De inmediato saltaron del grupo de hombres grandes llamaradas, que fueron de uno a otro. Era como si un chorro de fuego invisible los tocara y estallase en una blanca llama. Era como si cada hombre se hubiera convertido súbitamente en una tea.

Luego, a la luz misma que los destruía, los vi tambalearse y caer, mientras que los que estaban cerca se volvían para huir.

Me quedé mirando la escena sin comprender aún que era la muerte lo que saltaba de un hombre a otro en aquel gentío lejano. Todo lo que sentí entonces era que se trataba de algo raro. Un silencioso rayo de luz cegadora y los hombres caían para quedarse inmóviles, y al pasar sobre los pinos la invisible ola de calor, estos estallaban en llamas y cada seto y matorral se convertía en una hoguera. Y hacia la dirección de Knaphill vi el resplandor de los árboles y edificios de madera que ardían violentamente.

Esa muerte ardiente, esa inevitable ola de calor, se extendía en los alrededores con rapidez. La noté acercarse hacia mí por los matorrales que tocaba y encendía y me quedé demasiado aturdido para moverme. Oí el crujir del fuego en los arenales y el súbito chillido de un caballo, que murió instantáneamente. Después fue como si un dedo invisible y ardiente pasara por los brezos entre el lugar en que me encontraba y el sitio ocupado por los marcianos, y a lo largo de la curva trazada más allá de los arenales comenzó a humear y resquebrajarse el terreno. Algo cayó con un ruido estrepitoso en el lugar en que el camino de la estación de Woking llega al campo comunal. Luego cesó el zumbido, y el objeto negro, parecido a una cúpula, se hundió dentro del pozo perdiéndose de vista.

Todo esto había ocurrido con tal rapidez, que estuve allí inmóvil y atontado por los relámpagos de luz sin saber qué hacer. De haber descrito el rayo un círculo completo es seguro que me hubiera alcanzado por sorpresa. Pero pasó sin tocarme y dejó los terrenos de mi alrededor ennegrecidos y casi irreconocibles.

El campo parecía ahora completamente negro, excepto donde sus caminos se destacaban como franjas grises bajo la luz débil reflejada desde el cielo por los últimos resplandores del sol. En lo alto comenzaban a brillar las estrellas y hacia el oeste se veían aún los destellos del día moribundo.

Las copas de los pinos y los techos de Horsell se destacaron claramente contra esos últimos resplandores en occidente. Los marcianos y sus aparatos eran ya completamente invisibles, excepción hecha del delgado mástil, en cuyo extremo continuaba girando el espejo.

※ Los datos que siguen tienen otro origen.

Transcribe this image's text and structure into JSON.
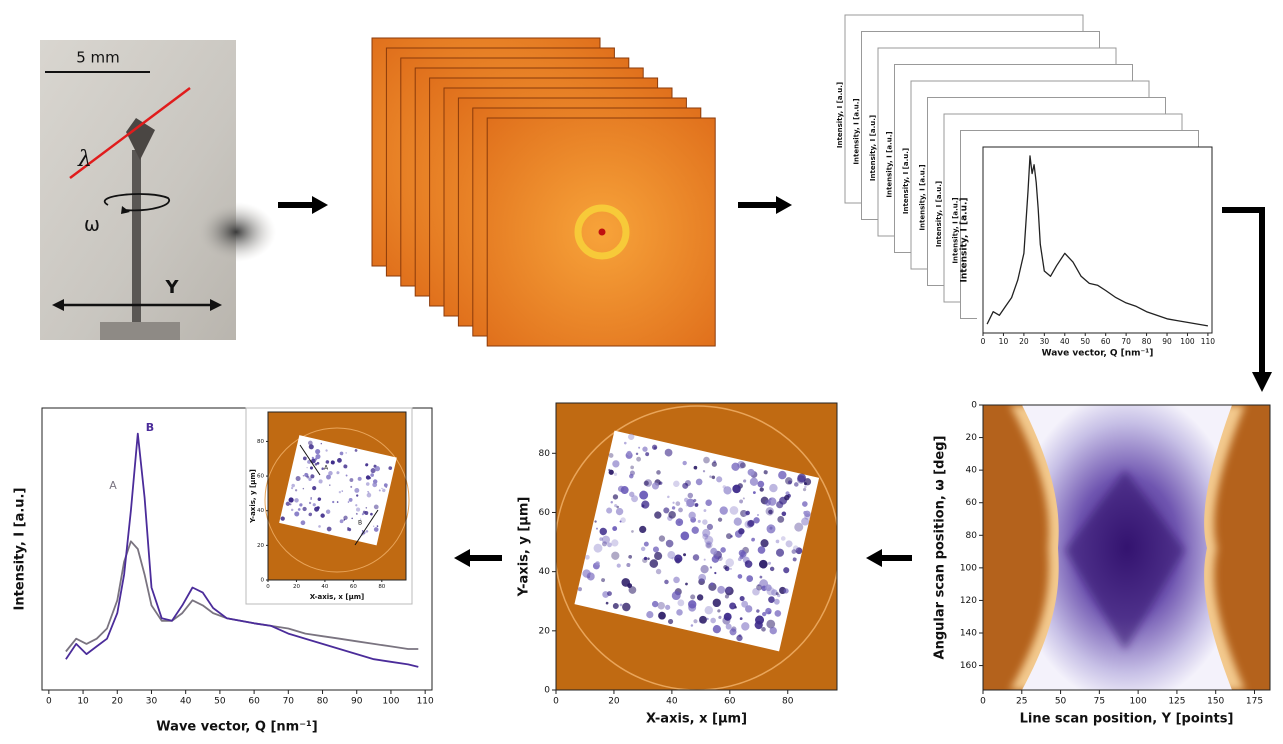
{
  "photo": {
    "scale_bar": "5 mm",
    "wavelength": "λ",
    "rotation": "ω",
    "translation": "Y"
  },
  "profiles": {
    "y_label": "Intensity, I [a.u.]",
    "x_label": "Wave vector, Q [nm⁻¹]",
    "xticks": [
      0,
      10,
      20,
      30,
      40,
      50,
      60,
      70,
      80,
      90,
      100,
      110
    ],
    "xlim": [
      0,
      112
    ],
    "ylim": [
      0,
      1.05
    ],
    "color": "#222222",
    "x": [
      2,
      5,
      8,
      11,
      14,
      17,
      20,
      22,
      23,
      24,
      25,
      26,
      27,
      28,
      30,
      33,
      36,
      40,
      44,
      48,
      52,
      56,
      60,
      65,
      70,
      75,
      80,
      85,
      90,
      95,
      100,
      105,
      110
    ],
    "values": [
      0.05,
      0.12,
      0.1,
      0.15,
      0.2,
      0.3,
      0.45,
      0.8,
      1.0,
      0.9,
      0.95,
      0.85,
      0.7,
      0.5,
      0.35,
      0.32,
      0.38,
      0.45,
      0.4,
      0.32,
      0.28,
      0.27,
      0.24,
      0.2,
      0.17,
      0.15,
      0.12,
      0.1,
      0.08,
      0.07,
      0.06,
      0.05,
      0.04
    ]
  },
  "sinogram": {
    "y_label": "Angular scan position, ω [deg]",
    "x_label": "Line scan position, Y [points]",
    "yticks": [
      0,
      20,
      40,
      60,
      80,
      100,
      120,
      140,
      160
    ],
    "xticks": [
      0,
      25,
      50,
      75,
      100,
      125,
      150,
      175
    ],
    "ylim": [
      0,
      175
    ],
    "xlim": [
      0,
      185
    ]
  },
  "reconstruction": {
    "y_label": "Y-axis, y [μm]",
    "x_label": "X-axis, x [μm]",
    "yticks": [
      0,
      20,
      40,
      60,
      80
    ],
    "xticks": [
      0,
      20,
      40,
      60,
      80
    ],
    "ylim": [
      0,
      97
    ],
    "xlim": [
      0,
      97
    ]
  },
  "spectra": {
    "y_label": "Intensity, I [a.u.]",
    "x_label": "Wave vector, Q [nm⁻¹]",
    "xticks": [
      0,
      10,
      20,
      30,
      40,
      50,
      60,
      70,
      80,
      90,
      100,
      110
    ],
    "xlim": [
      -2,
      112
    ],
    "ylim": [
      0,
      1.1
    ],
    "x": [
      5,
      8,
      11,
      14,
      17,
      20,
      22,
      24,
      26,
      28,
      30,
      33,
      36,
      39,
      42,
      45,
      48,
      52,
      56,
      60,
      65,
      70,
      75,
      80,
      85,
      90,
      95,
      100,
      105,
      108
    ],
    "series": [
      {
        "name": "A",
        "color": "#7a7480",
        "values": [
          0.15,
          0.2,
          0.18,
          0.2,
          0.24,
          0.35,
          0.5,
          0.58,
          0.55,
          0.45,
          0.33,
          0.27,
          0.27,
          0.3,
          0.35,
          0.33,
          0.3,
          0.28,
          0.27,
          0.26,
          0.25,
          0.24,
          0.22,
          0.21,
          0.2,
          0.19,
          0.18,
          0.17,
          0.16,
          0.16
        ]
      },
      {
        "name": "B",
        "color": "#4b2c9a",
        "values": [
          0.12,
          0.18,
          0.14,
          0.17,
          0.2,
          0.3,
          0.45,
          0.7,
          1.0,
          0.75,
          0.4,
          0.28,
          0.27,
          0.33,
          0.4,
          0.38,
          0.32,
          0.28,
          0.27,
          0.26,
          0.25,
          0.22,
          0.2,
          0.18,
          0.16,
          0.14,
          0.12,
          0.11,
          0.1,
          0.09
        ]
      }
    ],
    "inset": {
      "y_label": "Y-axis, y [μm]",
      "x_label": "X-axis, x [μm]",
      "xticks": [
        0,
        20,
        40,
        60,
        80
      ],
      "yticks": [
        0,
        20,
        40,
        60,
        80
      ],
      "xlim": [
        0,
        97
      ],
      "ylim": [
        0,
        97
      ]
    }
  }
}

Aquí y allá se veían setos y árboles que humeaban todavía, y desde las casas de Woking se elevaban grandes llamaradas hacia lo alto del cielo.

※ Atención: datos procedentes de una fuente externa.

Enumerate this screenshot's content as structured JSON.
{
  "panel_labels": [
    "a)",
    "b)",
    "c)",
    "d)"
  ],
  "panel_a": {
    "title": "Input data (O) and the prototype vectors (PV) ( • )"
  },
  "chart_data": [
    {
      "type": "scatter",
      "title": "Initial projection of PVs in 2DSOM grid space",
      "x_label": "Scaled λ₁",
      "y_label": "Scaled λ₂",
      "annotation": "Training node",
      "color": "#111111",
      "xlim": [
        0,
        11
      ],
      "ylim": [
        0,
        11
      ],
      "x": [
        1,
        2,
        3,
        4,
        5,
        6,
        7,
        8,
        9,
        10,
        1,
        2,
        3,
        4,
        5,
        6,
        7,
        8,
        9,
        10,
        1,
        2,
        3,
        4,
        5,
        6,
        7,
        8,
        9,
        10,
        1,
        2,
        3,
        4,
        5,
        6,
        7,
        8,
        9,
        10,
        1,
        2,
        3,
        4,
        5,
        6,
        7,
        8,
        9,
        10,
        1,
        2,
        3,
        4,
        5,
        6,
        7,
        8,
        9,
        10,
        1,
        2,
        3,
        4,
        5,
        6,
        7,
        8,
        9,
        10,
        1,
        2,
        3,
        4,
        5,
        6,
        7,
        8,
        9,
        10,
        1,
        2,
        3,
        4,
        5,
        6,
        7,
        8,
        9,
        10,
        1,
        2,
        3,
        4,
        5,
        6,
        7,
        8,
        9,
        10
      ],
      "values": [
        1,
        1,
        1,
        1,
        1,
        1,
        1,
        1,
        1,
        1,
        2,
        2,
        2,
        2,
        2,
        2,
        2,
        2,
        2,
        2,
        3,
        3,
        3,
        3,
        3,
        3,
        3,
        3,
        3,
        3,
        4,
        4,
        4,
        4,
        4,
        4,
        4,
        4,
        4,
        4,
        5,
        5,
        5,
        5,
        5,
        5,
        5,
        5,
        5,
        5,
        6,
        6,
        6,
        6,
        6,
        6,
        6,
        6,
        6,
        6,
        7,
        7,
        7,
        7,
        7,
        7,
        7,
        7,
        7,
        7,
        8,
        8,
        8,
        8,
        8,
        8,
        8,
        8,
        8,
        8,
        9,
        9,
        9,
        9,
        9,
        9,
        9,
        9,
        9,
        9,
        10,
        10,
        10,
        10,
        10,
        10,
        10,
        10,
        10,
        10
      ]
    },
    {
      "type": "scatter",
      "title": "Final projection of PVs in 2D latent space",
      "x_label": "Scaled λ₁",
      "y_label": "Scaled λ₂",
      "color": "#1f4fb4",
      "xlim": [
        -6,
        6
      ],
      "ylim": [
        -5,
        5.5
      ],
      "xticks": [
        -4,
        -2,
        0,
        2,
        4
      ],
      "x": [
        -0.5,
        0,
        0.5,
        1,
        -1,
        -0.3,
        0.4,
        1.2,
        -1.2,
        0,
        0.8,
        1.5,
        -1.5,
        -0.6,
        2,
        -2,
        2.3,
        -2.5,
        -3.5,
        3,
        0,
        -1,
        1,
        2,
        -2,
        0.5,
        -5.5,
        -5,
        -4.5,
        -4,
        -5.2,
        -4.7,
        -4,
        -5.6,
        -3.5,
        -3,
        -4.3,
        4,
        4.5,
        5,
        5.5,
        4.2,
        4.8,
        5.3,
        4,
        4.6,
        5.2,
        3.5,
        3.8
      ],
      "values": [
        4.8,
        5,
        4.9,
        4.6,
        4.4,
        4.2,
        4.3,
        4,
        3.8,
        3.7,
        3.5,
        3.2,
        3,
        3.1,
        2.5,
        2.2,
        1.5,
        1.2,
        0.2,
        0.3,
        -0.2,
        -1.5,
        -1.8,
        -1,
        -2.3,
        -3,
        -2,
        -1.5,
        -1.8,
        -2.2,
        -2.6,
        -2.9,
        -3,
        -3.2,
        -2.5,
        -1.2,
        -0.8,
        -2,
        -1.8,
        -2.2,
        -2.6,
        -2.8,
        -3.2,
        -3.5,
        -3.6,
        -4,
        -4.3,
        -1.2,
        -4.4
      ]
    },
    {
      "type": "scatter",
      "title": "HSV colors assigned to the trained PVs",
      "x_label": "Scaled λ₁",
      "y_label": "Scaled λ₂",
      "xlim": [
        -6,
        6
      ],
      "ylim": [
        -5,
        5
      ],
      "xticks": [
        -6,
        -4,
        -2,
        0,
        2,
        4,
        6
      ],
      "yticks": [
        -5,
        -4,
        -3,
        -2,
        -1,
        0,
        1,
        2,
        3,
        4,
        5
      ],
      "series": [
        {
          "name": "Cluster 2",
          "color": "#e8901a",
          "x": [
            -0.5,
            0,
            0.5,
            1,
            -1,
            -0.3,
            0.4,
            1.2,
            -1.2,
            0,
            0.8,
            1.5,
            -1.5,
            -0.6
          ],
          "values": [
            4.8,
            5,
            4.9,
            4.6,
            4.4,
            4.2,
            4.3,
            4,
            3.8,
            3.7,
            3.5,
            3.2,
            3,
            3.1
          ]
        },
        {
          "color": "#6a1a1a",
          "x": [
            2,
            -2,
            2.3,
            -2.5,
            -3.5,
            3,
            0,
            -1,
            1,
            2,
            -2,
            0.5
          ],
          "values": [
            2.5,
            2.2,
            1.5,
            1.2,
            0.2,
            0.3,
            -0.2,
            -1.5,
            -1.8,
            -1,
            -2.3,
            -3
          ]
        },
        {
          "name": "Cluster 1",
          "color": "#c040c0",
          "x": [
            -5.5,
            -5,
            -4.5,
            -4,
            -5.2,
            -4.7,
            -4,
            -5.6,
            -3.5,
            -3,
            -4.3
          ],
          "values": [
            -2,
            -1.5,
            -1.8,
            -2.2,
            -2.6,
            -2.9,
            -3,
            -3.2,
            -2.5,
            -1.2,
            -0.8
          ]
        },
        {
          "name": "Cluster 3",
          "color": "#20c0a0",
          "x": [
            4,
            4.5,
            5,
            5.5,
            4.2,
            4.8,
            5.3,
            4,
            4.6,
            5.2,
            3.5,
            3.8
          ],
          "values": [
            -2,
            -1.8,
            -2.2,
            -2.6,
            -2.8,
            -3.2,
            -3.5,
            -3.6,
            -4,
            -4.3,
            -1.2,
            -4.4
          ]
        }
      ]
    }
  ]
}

Con excepción de esto y el tremendo asombro que me embargaba, nada había cambiado. El grupito de puntos negros con su bandera blanca había sido exterminado sin que se turbara mucho la paz del anochecer.

Hasta entonces no comprendí que me encontraba allí indefenso y solo. Súbitamente, como algo que me cayera de encima, me asaltó el miedo.

Con un gran esfuerzo me volví y comencé a correr a tropezones por entre los brezos.

El miedo que me dominaba no era un miedo racional, sino un terror pánico, no sólo a causa de los marcianos, sino también debido a la tranquilidad y el silencio que me rodeaban. Tal fue su efecto, que corrí llorando como un niño. Cuando hube emprendido la carrera ni una sola vez me atreví a volver la cabeza.

Recuerdo que tuve la impresión de que estaban jugando conmigo y que en pocos minutos, cuando estuviera a punto de salvarme, esa muerte misteriosa, tan rápida como el paso de la luz, saltaría tras de mí para matarme.